CPS recovers £40,000 from canoe-death fraud John Darwin

John Darwin leaving court last year Credit: Owen Humphreys / PA Archive

The Crown Prosecution Service has recovered £40,000 from John Darwin, the man who faked his own death in a plot hatched with his wife to collect life insurance payouts.

John and Anne Darwin were convicted of fraud in 2008 and sentenced to six years in prison for a scam which raked in hundreds of thousands of pounds.

John faked his own death in March 2002, when he was reported missing in a canoe in the sea off Seaton Carew. His wife collected the life insurance while her husband hid out in a bedsit next door to the family home.

The couple were eventually caught five years later, after buying property in south America, and moving large sums of money abroad. In 2007, after a change in Panamanian visa laws meant closer scrutiny by the UK government which would uncover his new identity, John decided to fake amnesia and handed himself into police.

The Darwin's plan failed, after photos of them together surfaced online, and were then published in the Daily Mirror.
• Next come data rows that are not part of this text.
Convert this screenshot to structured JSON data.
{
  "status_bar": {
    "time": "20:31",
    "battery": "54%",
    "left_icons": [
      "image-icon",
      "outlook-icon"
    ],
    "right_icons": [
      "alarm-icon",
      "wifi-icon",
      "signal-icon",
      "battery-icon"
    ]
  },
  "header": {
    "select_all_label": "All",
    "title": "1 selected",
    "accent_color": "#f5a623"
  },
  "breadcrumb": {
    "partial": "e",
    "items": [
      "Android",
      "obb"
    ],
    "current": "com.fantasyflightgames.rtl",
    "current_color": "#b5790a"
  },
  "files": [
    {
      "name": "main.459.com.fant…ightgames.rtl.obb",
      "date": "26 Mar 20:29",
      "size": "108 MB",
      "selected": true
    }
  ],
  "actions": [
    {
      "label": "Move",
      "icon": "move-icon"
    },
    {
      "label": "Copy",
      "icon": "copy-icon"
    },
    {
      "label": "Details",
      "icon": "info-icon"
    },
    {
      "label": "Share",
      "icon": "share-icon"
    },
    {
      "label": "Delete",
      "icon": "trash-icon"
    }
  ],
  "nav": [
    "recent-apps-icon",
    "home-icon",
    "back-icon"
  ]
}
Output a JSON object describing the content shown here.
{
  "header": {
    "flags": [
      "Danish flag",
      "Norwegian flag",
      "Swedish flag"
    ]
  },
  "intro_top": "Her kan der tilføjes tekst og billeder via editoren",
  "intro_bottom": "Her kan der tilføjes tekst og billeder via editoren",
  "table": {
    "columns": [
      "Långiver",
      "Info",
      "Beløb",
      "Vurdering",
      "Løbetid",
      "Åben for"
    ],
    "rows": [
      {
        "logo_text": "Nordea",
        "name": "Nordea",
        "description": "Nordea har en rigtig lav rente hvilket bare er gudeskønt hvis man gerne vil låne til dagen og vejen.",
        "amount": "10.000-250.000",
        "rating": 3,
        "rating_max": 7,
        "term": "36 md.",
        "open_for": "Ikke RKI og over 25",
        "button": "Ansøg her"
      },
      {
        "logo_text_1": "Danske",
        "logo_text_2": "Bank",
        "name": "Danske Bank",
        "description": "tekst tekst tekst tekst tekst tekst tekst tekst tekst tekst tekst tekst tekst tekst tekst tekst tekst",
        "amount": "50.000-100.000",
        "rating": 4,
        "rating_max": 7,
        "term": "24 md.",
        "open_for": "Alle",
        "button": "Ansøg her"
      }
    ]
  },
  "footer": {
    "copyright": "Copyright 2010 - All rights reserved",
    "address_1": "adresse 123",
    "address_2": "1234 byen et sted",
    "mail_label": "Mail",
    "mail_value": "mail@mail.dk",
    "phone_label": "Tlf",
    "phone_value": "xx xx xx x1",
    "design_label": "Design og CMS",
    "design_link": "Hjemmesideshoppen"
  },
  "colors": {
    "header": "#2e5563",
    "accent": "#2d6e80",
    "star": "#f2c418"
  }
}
The £40,000 repayment brings the total amount recouped from the Darwins to £541,762.39.

It was taken from his pension; because he had pretended to be dead, his assets were all in his wife’s name, the court made an order for £1 and allowed the CPS to amend it should any assets, such as this pension, become available.

Nick Price, a CPS spokesperson, said: “When John Darwin devised his plan to defraud insurance companies, he didn’t think he’d get caught at all. But he also didn’t bank on the dedication and determination of my team to recover the money he stole – even seven years later."